April 16, 2004

Shuffle Play

Article in Wired looking at using random play in your iPod:

Stuffy old listening habits -- like listening to albums from beginning to end -- are being thrown out in favor of allowing machines to choose songs at random, which often leads to unexpected, and magical, juxtapositions of music.

"There is something thrilling about setting the player on Shuffle and letting it decide what to play next," Ross writes. "The little machine often goes crashing through barriers of style in ways that change how I listen."

Random shuffle is nothing new. It first became popular as a feature of CD players. But with CDs, shuffling tracks is typically limited to the tracks on a single CD.

Randomly selecting tracks really comes into its own with giant music collections: libraries that stretch to tens of thousand of songs. In a giant library, random shuffle is a good way -- sometimes the only way -- to hear music that would otherwise go unplayed.

I'm a fan of the shuffle feature myself, but I also find that it can be exhausting.

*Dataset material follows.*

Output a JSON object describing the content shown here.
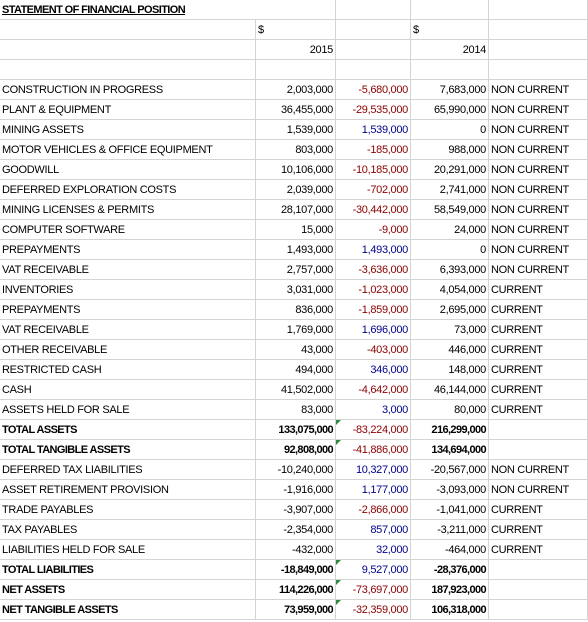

My iPod has been known to jump from Norman Blake to the Red Hot Chili Peppers, then to Värttinä, then to "Milkshake," then to "Strange Fruit." I'm all for variety, but if it jumps genres too many times in a row I feel like someone has taken my brain and stuck in in the blender on purée. So...for the last week or so I've compromised and set my iPod to shuffle by album. I still get genre hops, but they're not nearly as frequent.